The result? A model that said, essentially, "The weather in San Diego is going to be sunny and warm tomorrow."
Hey, how can you knock that? Right up until the wheels fell off, and there was a cold, nasty day in San Diego.
Well, the model didn't reflect the conditions that led to that, that's all.
Oh.
A jet engine hardly has any moving parts at all, though the ones that do move a hellin. So, I guess designing jet engines is a trivial thing, and yet the models are complex, and nobody is throwing out significant terms, or else nobody is flying.
And yet, when it comes to modeling 'the' economy, the voodoo witch doctor/pygmies have no compunction at all showing up with their mind numbingly simplified models and their acres of ignored terms and hand wavingly claiming that 'the' economy is a trivial thing to model, to calibrate, and to confirm.

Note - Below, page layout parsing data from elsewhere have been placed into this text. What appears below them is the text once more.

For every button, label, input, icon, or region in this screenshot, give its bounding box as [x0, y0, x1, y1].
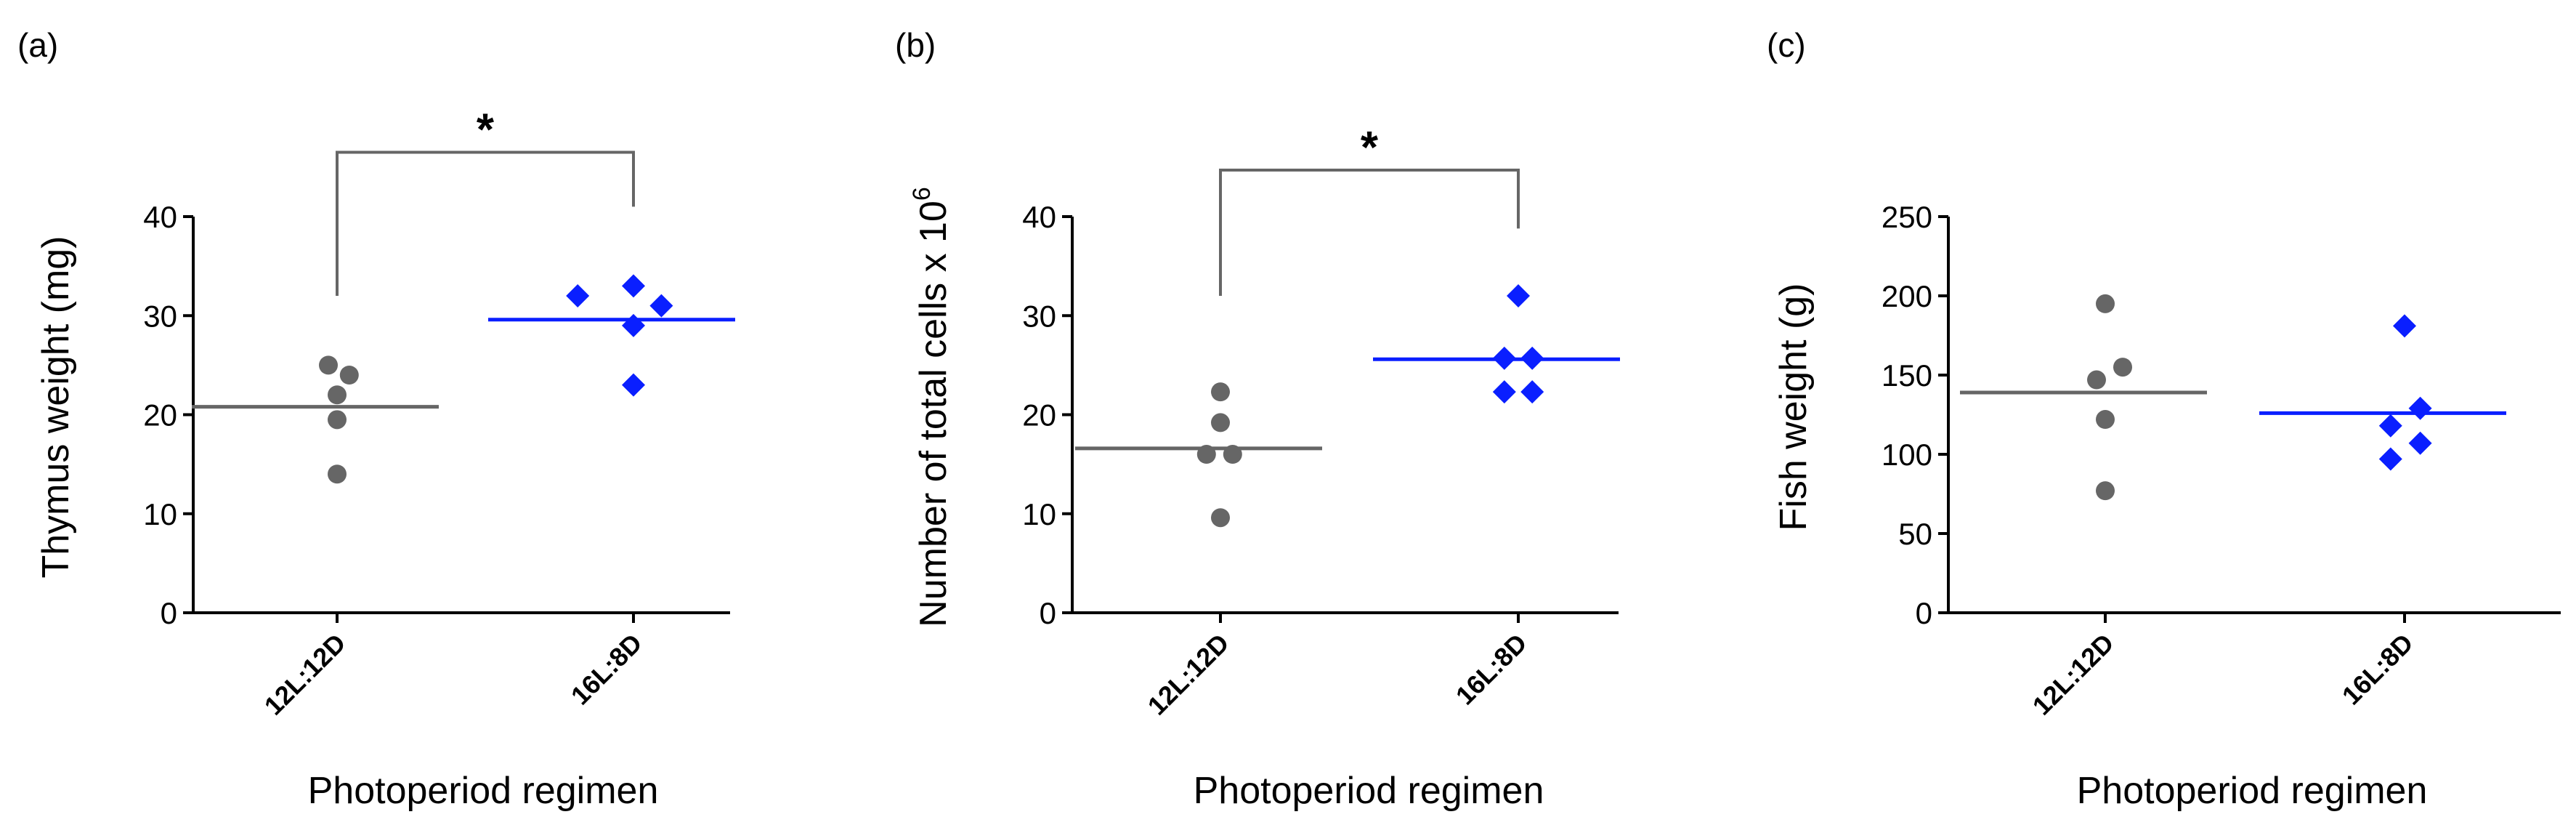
panel-a: (a) Thymus weight (mg) Photoperiod regim… — [17, 26, 735, 812]
y-tick-label-c: 200 — [1882, 279, 1932, 313]
data-point-b — [1492, 346, 1516, 370]
y-tick-label-b: 10 — [1022, 497, 1056, 531]
panel-label-b: (b) — [895, 26, 936, 64]
data-point-a — [622, 373, 645, 397]
significance-bracket-a — [336, 150, 635, 296]
x-tick-label-b: 16L:8D — [1450, 628, 1533, 711]
y-tick-label-b: 20 — [1022, 398, 1056, 432]
data-point-c — [2113, 358, 2132, 377]
data-point-b — [1211, 413, 1230, 432]
x-axis-title-c: Photoperiod regimen — [2077, 770, 2428, 812]
data-point-a — [328, 410, 347, 430]
y-axis-title-b-text: Number of total cells x 10 — [912, 201, 955, 627]
y-tick-label-a: 20 — [143, 398, 177, 432]
data-point-c — [2408, 396, 2432, 420]
data-point-a — [339, 366, 359, 385]
x-tick-label-a: 12L:12D — [259, 628, 352, 721]
data-point-a — [566, 284, 590, 307]
significance-bracket-b — [1219, 168, 1520, 296]
data-point-c — [2393, 314, 2416, 338]
x-tick-label-b: 12L:12D — [1142, 628, 1235, 721]
data-point-c — [2087, 370, 2106, 390]
y-tick-label-a: 30 — [143, 299, 177, 333]
y-tick-label-c: 250 — [1882, 200, 1932, 234]
data-point-b — [1520, 380, 1544, 404]
panel-b: (b) Number of total cells x 106 Photoper… — [895, 26, 1620, 812]
x-tick-label-a: 16L:8D — [565, 628, 648, 711]
y-axis-title-b: Number of total cells x 106 — [908, 187, 955, 627]
y-tick-label-a: 10 — [143, 497, 177, 531]
significance-marker-a: * — [477, 105, 495, 155]
data-point-b — [1520, 346, 1544, 370]
panel-label-c: (c) — [1767, 26, 1806, 64]
x-axis-title-b: Photoperiod regimen — [1194, 770, 1544, 812]
y-axis-title-c: Fish weight (g) — [1773, 283, 1815, 531]
data-point-b — [1492, 380, 1516, 404]
data-point-c — [2096, 481, 2115, 501]
data-point-a — [319, 355, 338, 375]
data-point-a — [622, 313, 645, 337]
x-tick-label-c: 12L:12D — [2027, 628, 2120, 721]
y-tick-label-c: 50 — [1898, 517, 1932, 551]
data-point-a — [328, 464, 347, 484]
y-tick-label-c: 150 — [1882, 358, 1932, 393]
y-tick-label-c: 100 — [1882, 438, 1932, 472]
y-tick-label-b: 40 — [1022, 200, 1056, 234]
y-tick-label-b: 0 — [1040, 596, 1056, 630]
significance-marker-b: * — [1361, 123, 1379, 173]
panel-label-a: (a) — [17, 26, 58, 64]
data-point-a — [649, 294, 673, 318]
y-tick-label-a: 0 — [161, 596, 177, 630]
data-point-b — [1507, 284, 1530, 307]
data-point-a — [328, 385, 347, 405]
data-point-b — [1223, 445, 1242, 464]
data-point-b — [1211, 382, 1230, 402]
data-point-c — [2378, 414, 2402, 438]
data-point-c — [2408, 431, 2432, 455]
y-axis-title-a: Thymus weight (mg) — [35, 236, 77, 579]
y-axis-title-b-superscript: 6 — [908, 187, 936, 201]
x-tick-label-c: 16L:8D — [2336, 628, 2419, 711]
y-tick-label-a: 40 — [143, 200, 177, 234]
data-point-b — [1211, 508, 1230, 528]
y-tick-label-b: 30 — [1022, 299, 1056, 333]
data-point-a — [622, 274, 645, 298]
data-point-c — [2378, 447, 2402, 471]
data-point-c — [2096, 410, 2115, 430]
y-tick-label-c: 0 — [1916, 596, 1932, 630]
data-point-b — [1196, 445, 1216, 464]
x-axis-title-a: Photoperiod regimen — [308, 770, 659, 812]
data-point-c — [2096, 294, 2115, 313]
panel-c: (c) Fish weight (g) Photoperiod regimen … — [1767, 26, 2561, 812]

The truth is, state of the art economists can't get together and explain or agree upon what just happened, much less, what is going to happen, and why.
Take weather modeling. It makes detailed predictions, and those predictions are 'simple' variables that can be forecast, and after the event, recorded as actual observations, in space and time, at some ridiculously crude resolution. So, people can--and do--go back after the fact, and compare their models with actual outcome, and they can roll these models/observations forward in time over years and years and years, and still, state of the art is maybe a week or two for the models.
As well, their observations are a lot more sparse then their model data, which can pretty much be continuous. However, their observational data is finite, both in space and time, even with imperfect satellite data which, after all, does not measure surface temperature but rather scene radiance, from which surface temperature can only be inferred via correlation, a model of the atmosphere, and assumptions about the distributions of unmeasured aerosols in the atmosphere, like gunk from Mt St Helens or Pinatubo. As well, atmospheric models can fall back on simulations and controlled experiments of smaller models.
And yet, with all of that...they are still light years ahead of poor economists, who actually never get complete simultaneous snapshot observations, but only well after the fact anecdotal and incomplete measurements of aggregate things which occurred and were measured over time, and all of which was the crass financial rafterglow le3ft over by those emotional molecules that mere geophysicists do not have to contend with.
Given a stimulus, what is the response, how long does the response take, and what is its magnitude and sign? Haven't a clue, can't agree, can't prove a thing, might as well be sputtering away with a 5 hp Evinrude in a hurricane.
I would have to defer to Dr. Laura D'Andrea Tyson on the efficacy of the 1993 tax increase. Seems to me likely that she was a lot closer to the action. November, 1997, UCal/Berkeley. She spelled it out quite clearly for a roomfull of incredulous Berkeloids. I ordered the tape from C-Span. It's a sad image, I agree, but on cold, hoary Winter nights I sit up with a little snifter of fine Yukon Jack, put on my slippers and robe, throw another log on the fire, and play that tape to hear her say those three words to explain the Miracle Clinton Economy;
But, your post hoc ergo propter hoc argument is quite compelling, apparently. Just not with her, and thus, not with me, either. You see, she actually ran the numbers. Turns out, we know how many folks actually earn more than $250K/yr, and we know how much additional income over $250K/yr they make, and we can multiply that by an extra 3.9% and come up with a piddling little number in a sea of of several trillion dollars. That, and there is no model to explain why taking marginal money out of the broad private economies and addiing additional marginal money to be handed out to a select few at the Cronyfest on the Potomac instead would cause the private economies to flourish.
Plus, I think she long ago figured out that the economies are not single variable systems.